Cie Kie Tin menarik tangannya.
Adik Boe Kie apa benar kau puteranya tuan penolong kami? tanyanya dengan suara
terharu. Bagus! Sungguh bagus!
Tapi orang tua itu masih tetap
tidak percaya.
Karena terpaksa, Boe Kie
segera menceritakan mengapa ia sampai datang digunung Koen Loen. Yauw Ceng Coan
menanyakan hal ilhwal kejadian di Boe tong yang berbuntut dengan kebinasaan
kedua orang tuanya dan pertanyaan2 itu telah dijawab dengan ringkas dan terang
oleh Boe Kie.
Semua orang, kecuali Coe Tiang
Leng, tidak bersangsi lagi. Hanya orang tua itu yang masih menggoyang-goyangkan
kepalanya dan mengawasi muka si bocah dengan sorot mata pertanyaan. Kalau dia
berdusta, kita akan berdosa terhadap Cia tayhiap, katanya dengan suara
perlahan.
Tiba2 Yauw Ceng Coan mencabut
pisau belatinya dan sambil menuding mata kanan orang itu, ia membentak,
Sahabat! Kim mo Say ong Cia Soan buta kedua matanya. Kalu kau mau menyamar sebagai
dia, penyamaran itu harus mirip betul. Biarlah hari ini aku tolong membutakan
kedua matamu. Sahabat! Aku, si orang she Yauw, telah ditipu olehmu. Kalau
saudara kecil itu tidak berada disini, bukankah secara tolol Coe Taoko akan
mengantarkan jiwa? sehabis berkata begitu, ia menggerakkan tangannya, sehingga
ujung pisau hampir menempel dengan mata si penipu.

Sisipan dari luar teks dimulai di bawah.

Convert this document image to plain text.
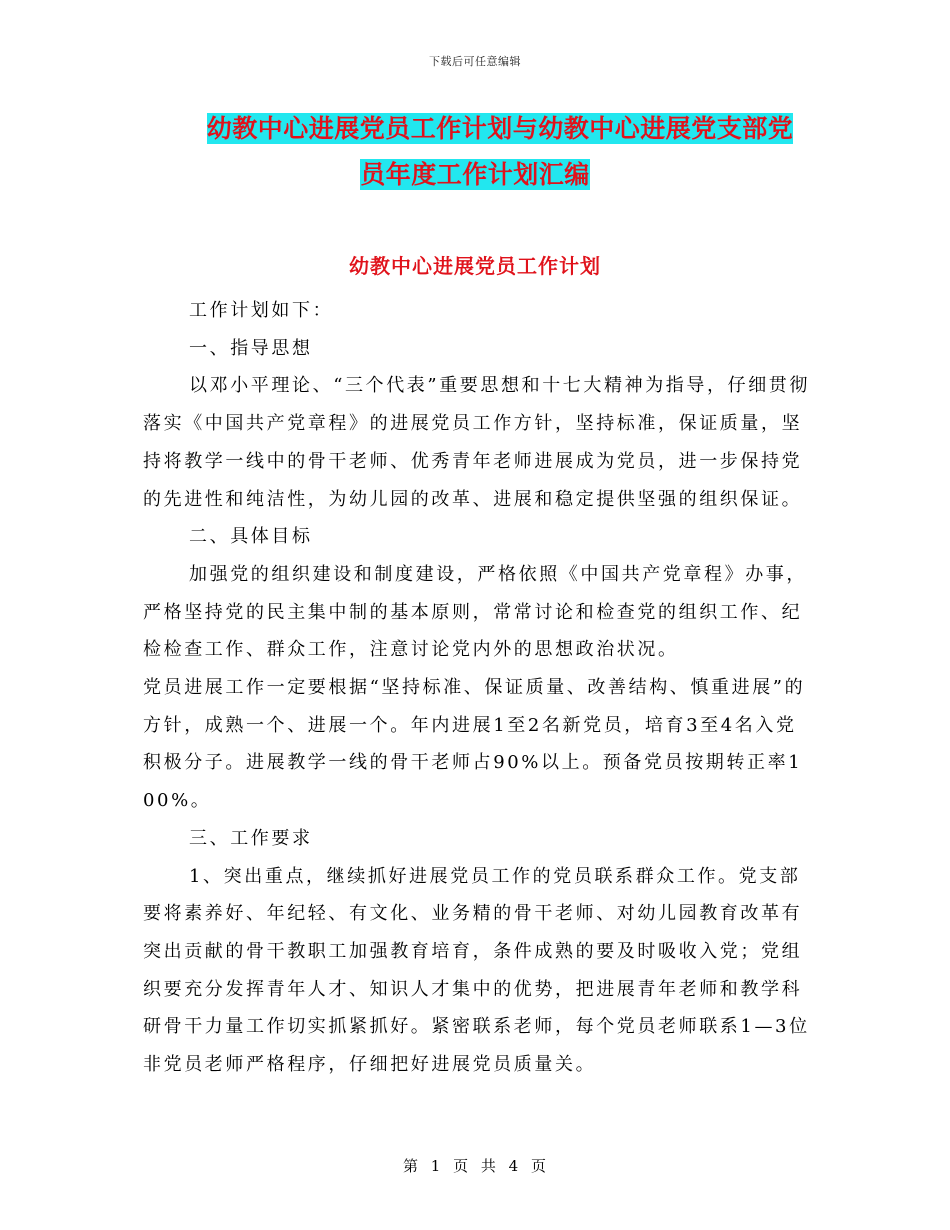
下载后可任意编辑
幼教中心进展党员工作计划与幼教中心进展党支部党
员年度工作计划汇编
幼教中心进展党员工作计划

工作计划如下：

一、指导思想

以邓小平理论、“三个代表”重要思想和十七大精神为指导，仔细贯彻落实《中国共产党章程》的进展党员工作方针，坚持标准，保证质量，坚持将教学一线中的骨干老师、优秀青年老师进展成为党员，进一步保持党的先进性和纯洁性，为幼儿园的改革、进展和稳定提供坚强的组织保证。

二、具体目标

加强党的组织建设和制度建设，严格依照《中国共产党章程》办事，严格坚持党的民主集中制的基本原则，常常讨论和检查党的组织工作、纪检检查工作、群众工作，注意讨论党内外的思想政治状况。

党员进展工作一定要根据“坚持标准、保证质量、改善结构、慎重进展”的方针，成熟一个、进展一个。年内进展1至2名新党员，培育3至4名入党积极分子。进展教学一线的骨干老师占90%以上。预备党员按期转正率100%。

三、工作要求

1、突出重点，继续抓好进展党员工作的党员联系群众工作。党支部要将素养好、年纪轻、有文化、业务精的骨干老师、对幼儿园教育改革有突出贡献的骨干教职工加强教育培育，条件成熟的要及时吸收入党；党组织要充分发挥青年人才、知识人才集中的优势，把进展青年老师和教学科研骨干力量工作切实抓紧抓好。紧密联系老师，每个党员老师联系1—3位非党员老师严格程序，仔细把好进展党员质量关。

第 1 页 共 4 页
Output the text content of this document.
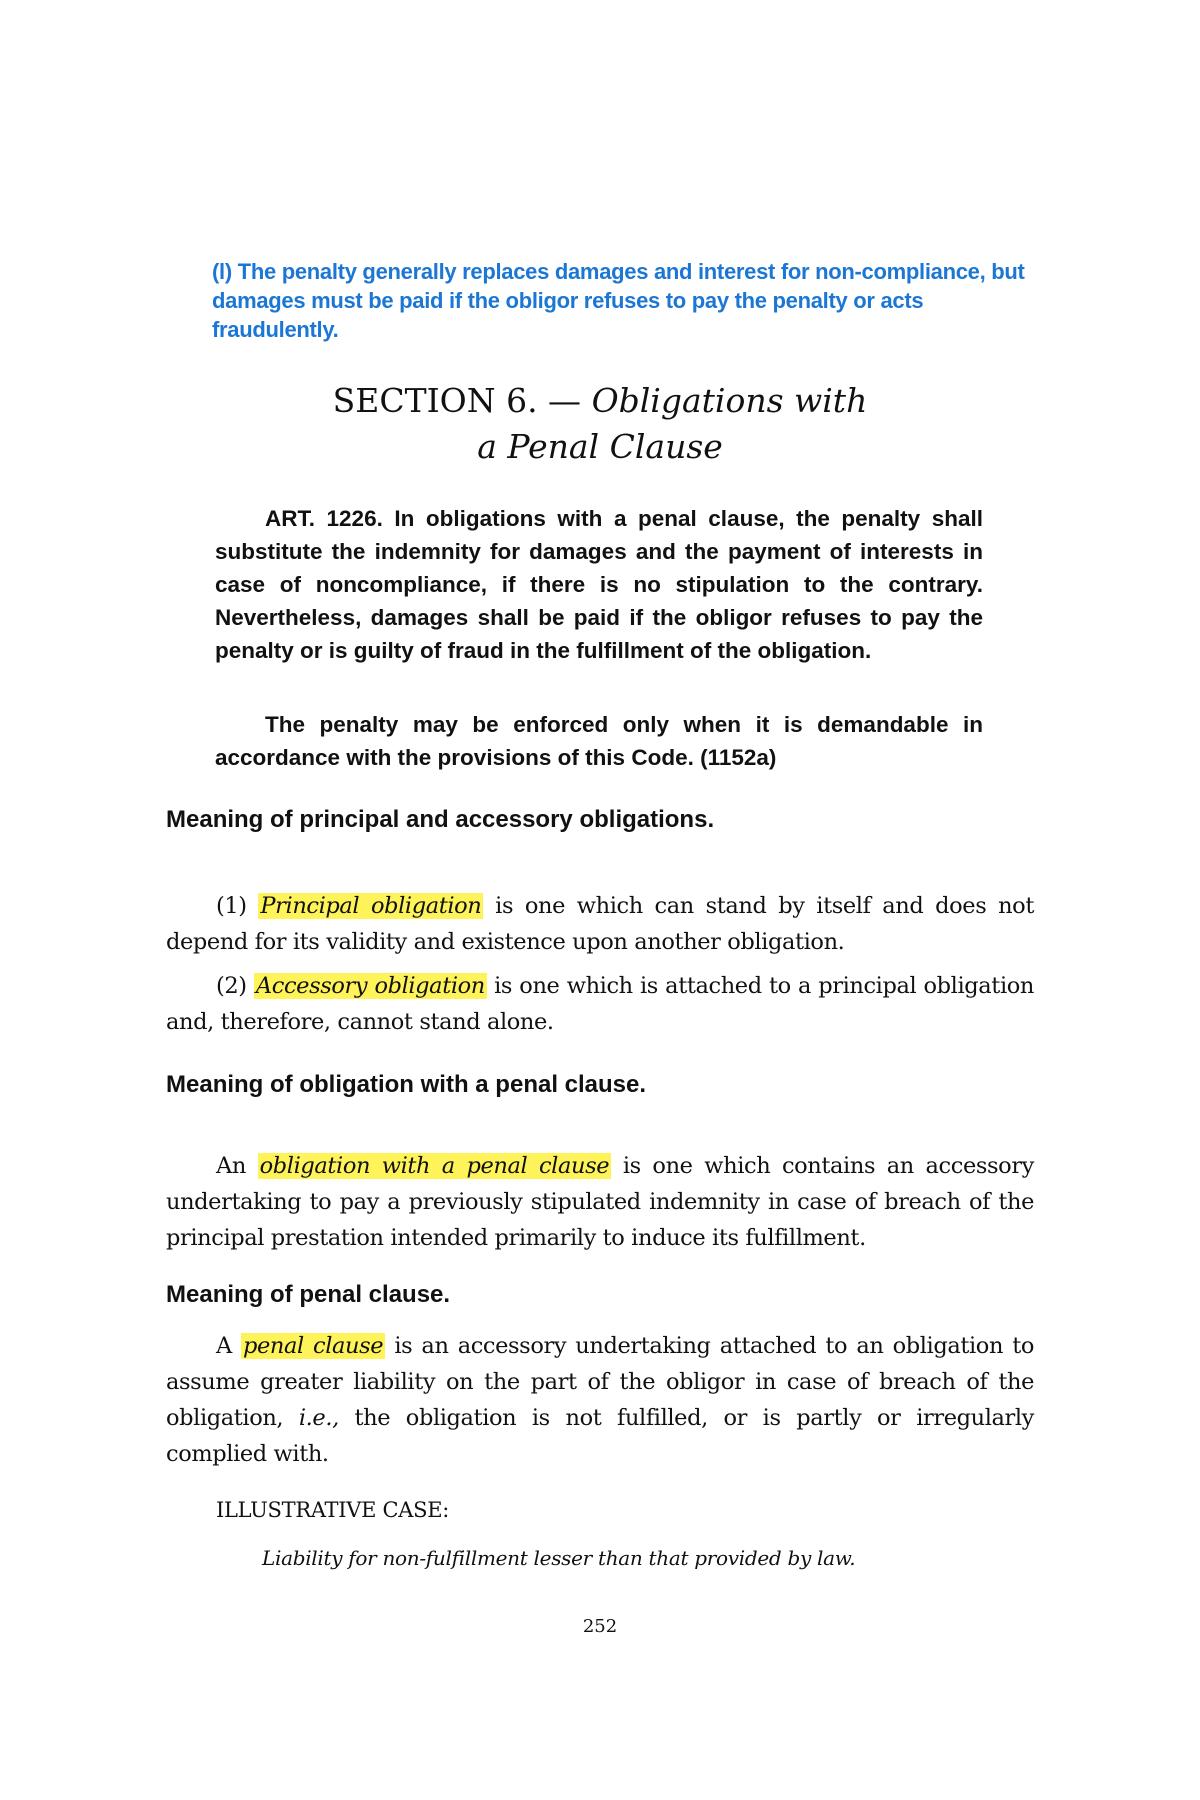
(l) The penalty generally replaces damages and interest for non-compliance, but damages must be paid if the obligor refuses to pay the penalty or acts fraudulently.
SECTION 6. — Obligations with
a Penal Clause
ART. 1226. In obligations with a penal clause, the penalty shall substitute the indemnity for damages and the payment of interests in case of noncompliance, if there is no stipulation to the contrary. Nevertheless, damages shall be paid if the obligor refuses to pay the penalty or is guilty of fraud in the fulfillment of the obligation.
The penalty may be enforced only when it is demandable in accordance with the provisions of this Code. (1152a)
Meaning of principal and accessory obligations.
(1) Principal obligation is one which can stand by itself and does not depend for its validity and existence upon another obligation.
(2) Accessory obligation is one which is attached to a principal obligation and, therefore, cannot stand alone.
Meaning of obligation with a penal clause.
An obligation with a penal clause is one which contains an accessory undertaking to pay a previously stipulated indemnity in case of breach of the principal prestation intended primarily to induce its fulfillment.
Meaning of penal clause.
A penal clause is an accessory undertaking attached to an obligation to assume greater liability on the part of the obligor in case of breach of the obligation, i.e., the obligation is not fulfilled, or is partly or irregularly complied with.
ILLUSTRATIVE CASE:
Liability for non-fulfillment lesser than that provided by law.
252
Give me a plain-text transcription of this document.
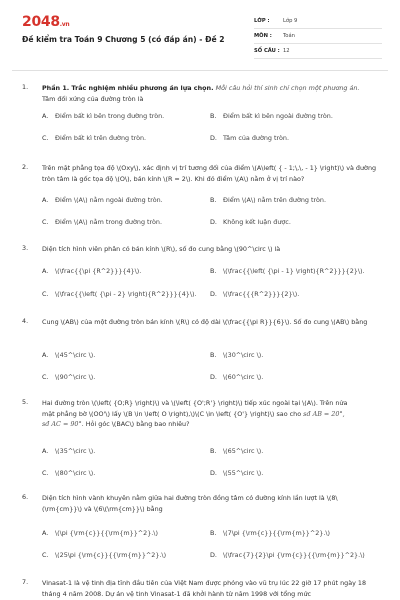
2048.vn
Đề kiểm tra Toán 9 Chương 5 (có đáp án) - Đề 2
LỚP :	Lớp 9
MÔN :	Toán
SỐ CÂU : 12
1. Phần 1. Trắc nghiệm nhiều phương án lựa chọn. Mỗi câu hỏi thí sinh chỉ chọn một phương án.
Tâm đối xứng của đường tròn là
A. Điểm bất kì bên trong đường tròn.	B. Điểm bất kì bên ngoài đường tròn.
C. Điểm bất kì trên đường tròn.	D. Tâm của đường tròn.
2. Trên mặt phẳng tọa độ \(Oxy\), xác định vị trí tương đối của điểm \(A\left( { - 1;\,\, - 1} \right)\) và đường tròn tâm là gốc tọa độ \(O\), bán kính \(R = 2\). Khi đó điểm \(A\) nằm ở vị trí nào?
A. Điểm \(A\) nằm ngoài đường tròn.	B. Điểm \(A\) nằm trên đường tròn.
C. Điểm \(A\) nằm trong đường tròn.	D. Không kết luận được.
3. Diện tích hình viên phân có bán kính \(R\), số đo cung bằng \(90^\circ \) là
A. \(\frac{{\pi {R^2}}}{4}\).	B. \(\frac{{\left( {\pi - 1} \right){R^2}}}{2}\).
C. \(\frac{{\left( {\pi - 2} \right){R^2}}}{4}\). D. \(\frac{{{R^2}}}{2}\).
4. Cung \(AB\) của một đường tròn bán kính \(R\) có độ dài \(\frac{{\pi R}}{6}\). Số đo cung \(AB\) bằng
A. \(45^\circ \).	B. \(30^\circ \).
C. \(90^\circ \).	D. \(60^\circ \).
5. Hai đường tròn \(\left( {O;R} \right)\) và \(\left( {O';R'} \right)\) tiếp xúc ngoài tại \(A\). Trên nửa
mặt phẳng bờ \(OO'\) lấy \(B \in \left( O \right),\)\(C \in \left( {O'} \right)\) sao cho sđ AB = 20°,
sđ AC = 90°. Hỏi góc \(BAC\) bằng bao nhiêu?
A. \(35^\circ \).	B. \(65^\circ \).
C. \(80^\circ \).	D. \(55^\circ \).
6. Diện tích hình vành khuyên nằm giữa hai đường tròn đồng tâm có đường kính lần lượt là \(8\(\rm{cm}}\) và \(6\(\rm{cm}}\) bằng
A. \(\pi {\rm{c}}{{\rm{m}}^2}.\)	B. \(7\pi {\rm{c}}{{\rm{m}}^2}.\)
C. \(25\pi {\rm{c}}{{\rm{m}}^2}.\)	D. \(\frac{7}{2}\pi {\rm{c}}{{\rm{m}}^2}.\)
7. Vinasat-1 là vệ tinh địa tĩnh đầu tiên của Việt Nam được phóng vào vũ trụ lúc 22 giờ 17 phút ngày 18 tháng 4 năm 2008. Dự án vệ tinh Vinasat-1 đã khởi hành từ năm 1998 với tổng mức
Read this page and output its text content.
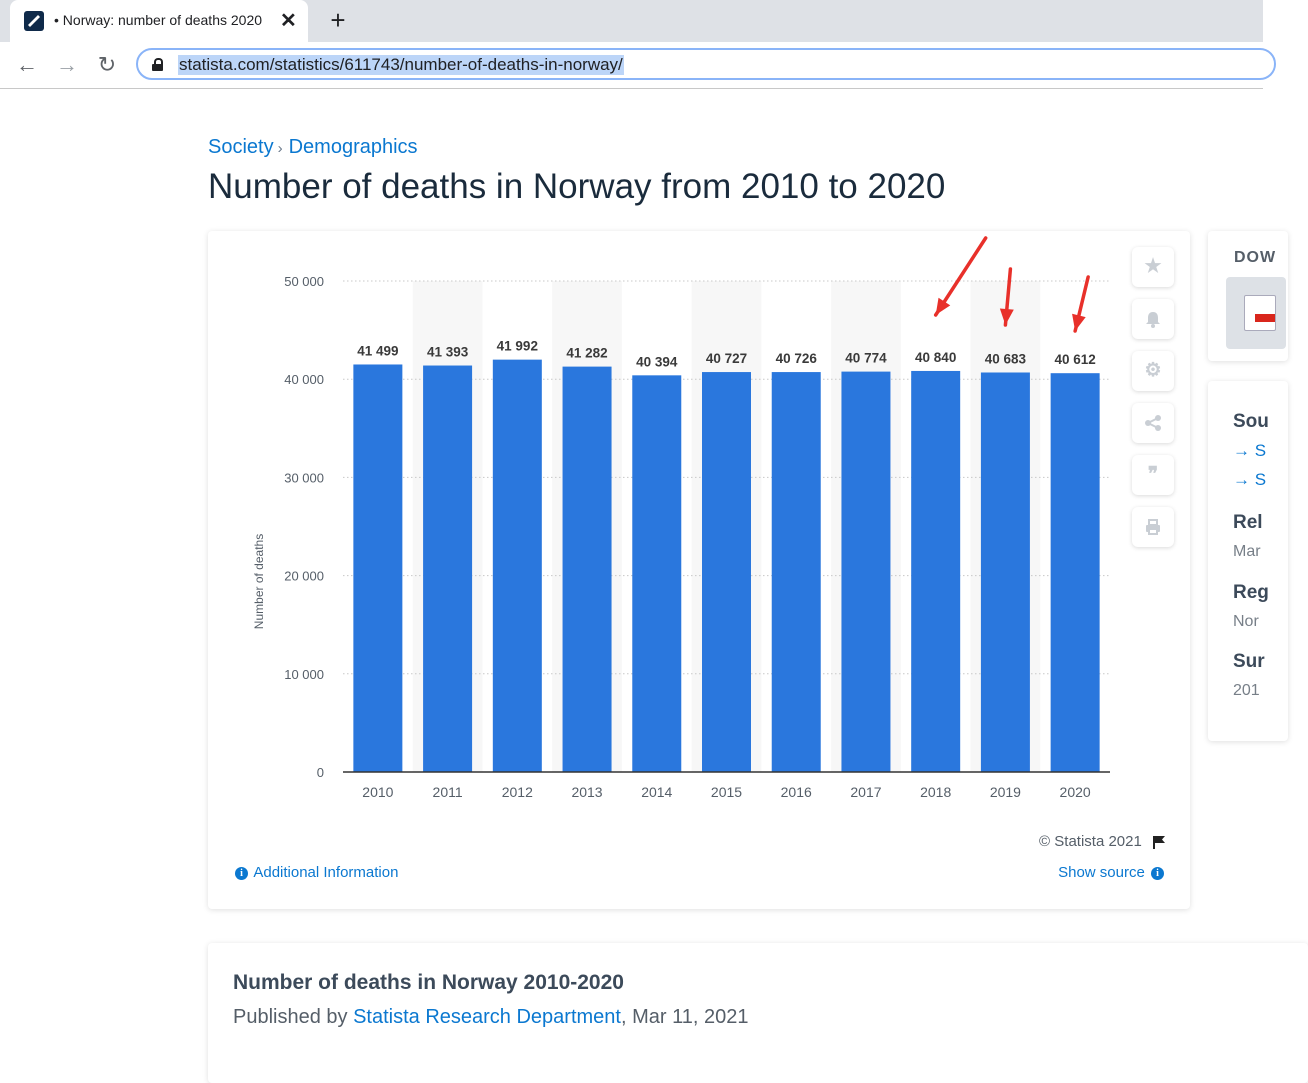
• Norway: number of deaths 2020 ✕	+
← → ↻	statista.com/statistics/611743/number-of-deaths-in-norway/
Society › Demographics
Number of deaths in Norway from 2010 to 2020
0
10 000
20 000
30 000
40 000
50 000
Number of deaths
41 499
2010
41 393
2011
41 992
2012
41 282
2013
40 394
2014
40 727
2015
40 726
2016
40 774
2017
40 840
2018
40 683
2019
40 612
2020
★
⚙
❞
© Statista 2021
i Additional Information	Show source i
DOW
Sou
→ S
→ S
Rel
Mar
Reg
Nor
Sur
201
Number of deaths in Norway 2010-2020
Published by Statista Research Department, Mar 11, 2021
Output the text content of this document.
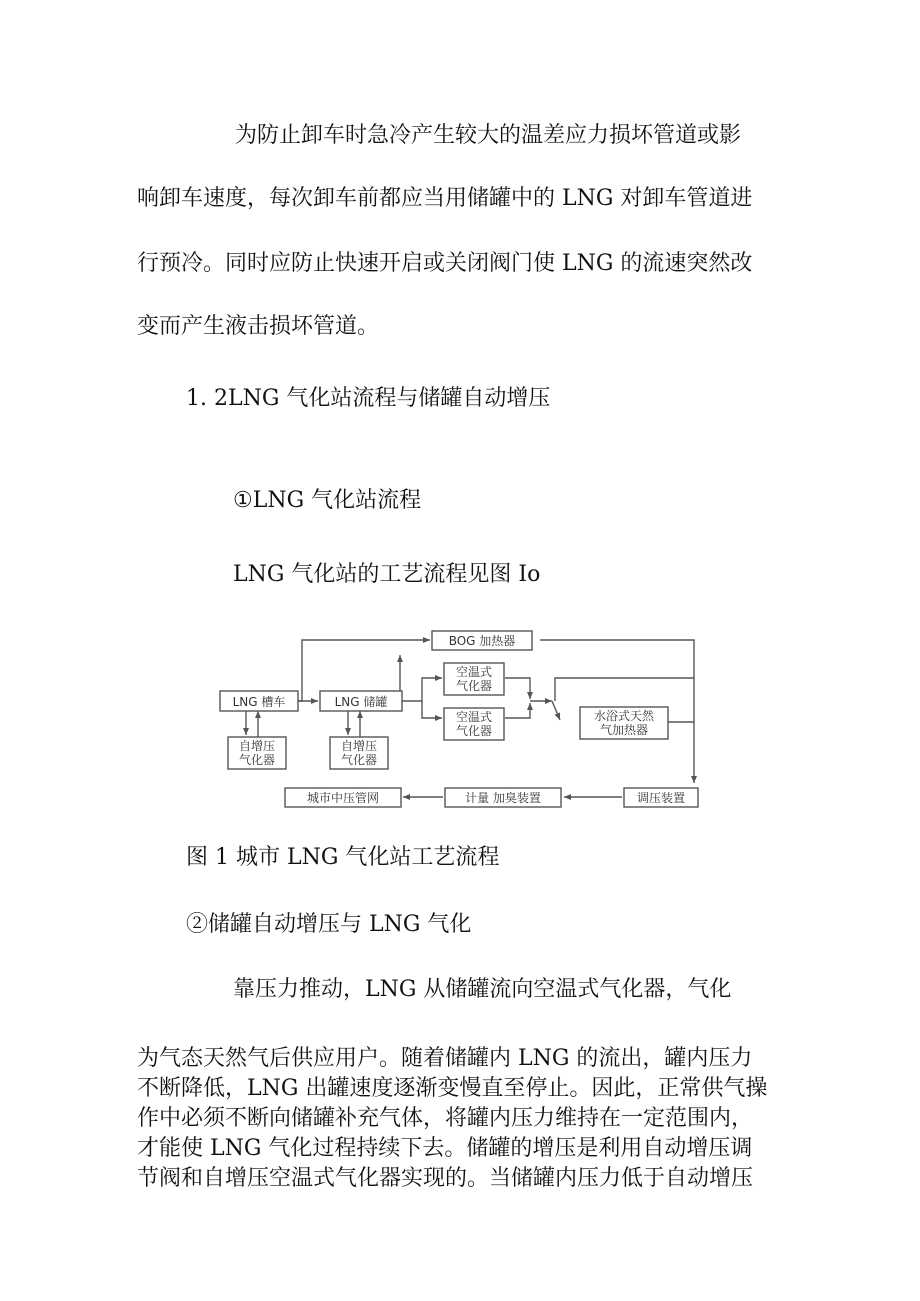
为防止卸车时急冷产生较大的温差应力损坏管道或影
响卸车速度，每次卸车前都应当用储罐中的 LNG 对卸车管道进
行预冷。同时应防止快速开启或关闭阀门使 LNG 的流速突然改
变而产生液击损坏管道。
1. 2LNG 气化站流程与储罐自动增压
①LNG 气化站流程
LNG 气化站的工艺流程见图 Io
BOG 加热器
LNG 槽车	LNG 储罐
空温式
气化器
空温式
气化器
水浴式天然
气加热器
自增压
气化器
自增压
气化器
城市中压管网	计量 加臭装置	调压装置
图 1 城市 LNG 气化站工艺流程
②储罐自动增压与 LNG 气化
靠压力推动，LNG 从储罐流向空温式气化器，气化
为气态天然气后供应用户。随着储罐内 LNG 的流出，罐内压力
不断降低，LNG 出罐速度逐渐变慢直至停止。因此，正常供气操
作中必须不断向储罐补充气体，将罐内压力维持在一定范围内，
才能使 LNG 气化过程持续下去。储罐的增压是利用自动增压调
节阀和自增压空温式气化器实现的。当储罐内压力低于自动增压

Orang itu tertawa terbahak2.
Jika kau mempunyai nyali, bunuhlah aku, tantangnya. Apa kau kira Kay pay-chioe
Ouw Pa manusia pengecut? (Kay pay chioe si tangan yg bisa membelah tugu butu.
"Oh!" kata Coe Tiang
Leng dengan suara kaget.
"Kay-pay chiu Ouw Pa!
Hm!...Kalau begitu kau anggota Khong tong-pay."
Benar! teriak Ouw Pa. Semua
partai dalam dunia persilatan sudah tahu, bahwa Coe Tiang Leng mau membalas
sakit hatinya Thio Coei San. Siapa yang turun tangan lebih dulu, dia yang
menang.
Kau sungguh jahat! bentak Yauw
Ceng Coan. Ia mengangkat pisaunya dan lalu menikam ulu hati orang itu.
Jie-tee, tahan! cegah Coe
Tiang Leng seraya mencekal tangan adiknya. Kalau dia benar Cia Tayhiap, biarpun
mati kita berdua masih tidak dapat menebus dosa.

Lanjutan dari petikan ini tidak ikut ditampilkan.